Regardless, Cohn’s column in the Toronto Star[1] of June 16, 2015 fails at both.
I won’t take the time here to retell the story of the rise and fall of the Slots at the Racetrack Program (SARP) or the Wynne’s government’s work to breathe life back into the industry. We all know the story and we have heard it countless times before.
So let me tell a bit of a different story.
When the McGuinty government pulled the plug on SARP, it became clear that it was a government that felt itself to be under siege respecting its failures to practice timely oversight over e-health (Twinkies), ORANGE (lavish trips to buy helicopters), wind farms (rural opposition) and nuclear plants (a vote loser).
In each of those cases, the government understood that it had not acted fast enough and decided it wasn’t going to make the same ‘mistake’ again.
Instead, it pulled the plug on SARP and placed a world class horse racing industry into complete disarray on the mistaken view that acting in haste would somehow be more decisive and result in less negative political fallout than on other files.
What Cohn gets right is that SARP was a good and generous program that helped horse racing thrive in Ontario and to maintain its world class product and reputation.
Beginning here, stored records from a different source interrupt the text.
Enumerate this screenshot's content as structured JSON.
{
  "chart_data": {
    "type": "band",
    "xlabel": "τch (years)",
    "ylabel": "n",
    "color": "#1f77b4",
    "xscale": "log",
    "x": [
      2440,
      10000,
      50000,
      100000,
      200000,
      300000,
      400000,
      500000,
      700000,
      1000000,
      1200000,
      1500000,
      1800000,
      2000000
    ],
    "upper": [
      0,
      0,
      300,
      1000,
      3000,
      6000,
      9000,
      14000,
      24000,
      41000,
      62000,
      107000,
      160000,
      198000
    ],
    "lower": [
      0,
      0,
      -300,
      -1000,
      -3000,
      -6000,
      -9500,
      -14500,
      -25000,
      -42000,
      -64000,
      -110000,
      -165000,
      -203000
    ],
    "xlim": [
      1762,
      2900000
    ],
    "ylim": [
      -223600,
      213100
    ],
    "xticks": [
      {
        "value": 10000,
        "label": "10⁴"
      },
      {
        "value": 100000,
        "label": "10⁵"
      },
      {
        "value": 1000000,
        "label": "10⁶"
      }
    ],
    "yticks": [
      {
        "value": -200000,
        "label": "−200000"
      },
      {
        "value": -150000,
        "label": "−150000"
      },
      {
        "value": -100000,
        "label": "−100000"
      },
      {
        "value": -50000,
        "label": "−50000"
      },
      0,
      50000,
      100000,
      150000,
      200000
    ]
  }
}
What he gets wrong is that ending SARP was simply not an “uncharacteristically gutsy decision to rein in a horse racing sector run amok”.
Imagine for a moment how sad it is that all across Canada and elsewhere, libraries are closing[2]. Librarians are laid off, doors are bolted shut, and the books are placed in boxes and sent to storage. Reading and learning are both stymied. Expertise is lost. Memory is lessened and a generation of children is forced to turn away from books, to whatever small degree, to obtain the education they require.
Library closures are a tragedy of the commons, a testament to poor planning, and a failure to understand both the future and the past.
But as sad as library closures may be, the books are not alive, none of them are pregnant, none of them need exercise nor sustenance and no book will ever be euthanized or be sold for food.
The “uncharacteristically gutsy decision” lauded by Cohn in its surprise, its depth and its execution resulted in utterly needless and widespread disruption of an industry, lost jobs, closed doors, bankrupted owners and farms, and the death or sale of an untold numbers of equine athletes. And as in the case of the libraries, it looked as if it was destined to become another tragedy.
Cohn appears not to understand the difference between careful cost containment and ‘plug pulling’. In calling it gutsy, you get the sense that he revels in the hubris and testosterone of the grand moment, however ill-advised or ill-conceived. Careful planning just doesn’t have the cut and thrust of a sword piercing armour or the boom of a cannonball shot across the bow.
But Cohn goes on to mistake the mitigation of a preposterously unplanned slash and grab at horse racing as yet another instance of recklessness. In successive paragraphs, he characterizes Premier Wynne as “throwing more money back at the tracks”, “throwing McGuinty under the bus” and leading a “crusade to give horse racing a higher profile”.
In Cohn’s world, we are invited to understand McGuinty’s recklessness and rash impetuosity as “gutsy” and Wynne’s thoughtful attempts to bring a steadier hand and to undo a headlong and impulsive wrongdoing as a ‘crusade’.
May we understand that this columnist is neither a fan of horse racing nor Premier Wynne?
But he does get it right that horse racing is an ailing industry. But that’s the same as hitting someone over the head and blaming them for falling.
Arguments pro and con aside, would Mr. Cohn perhaps have a slightly different view of history if I could play the equivalent of Dickens’ ghost of Christmas past and have him follow me through the weeks of agonizing decisions to find good homes for racehorses that had become uneconomical to race, literally overnight?
How would he view the long days of planning and interviewing to make sure that these horses did not become someone’s dinner an ocean away?
What would he think of the long months of writing letters of recommendation for the friends who, in an instant, had no choice but to leave the industry?
Perhaps I would refrain from telling him – in my role as ghost – that his own print industry is ailing and ask him if he thought that ‘pulling the plug’ should be chosen as an alternative to carefully planned downsizing of that industry. Would he see mitigation of a reckless move as ‘throwing money at an ailing industry’?
Are there no smartphones? Are there no tablets? Are there no laptops?
In the final analysis, Cohn’s column is about a mistake that hobbled an industry and a new government that is still, three and half years later, trying to correct the excesses of its predecessor. It is not the story of a gutsy move followed by any form of crusade. He just has it wrong.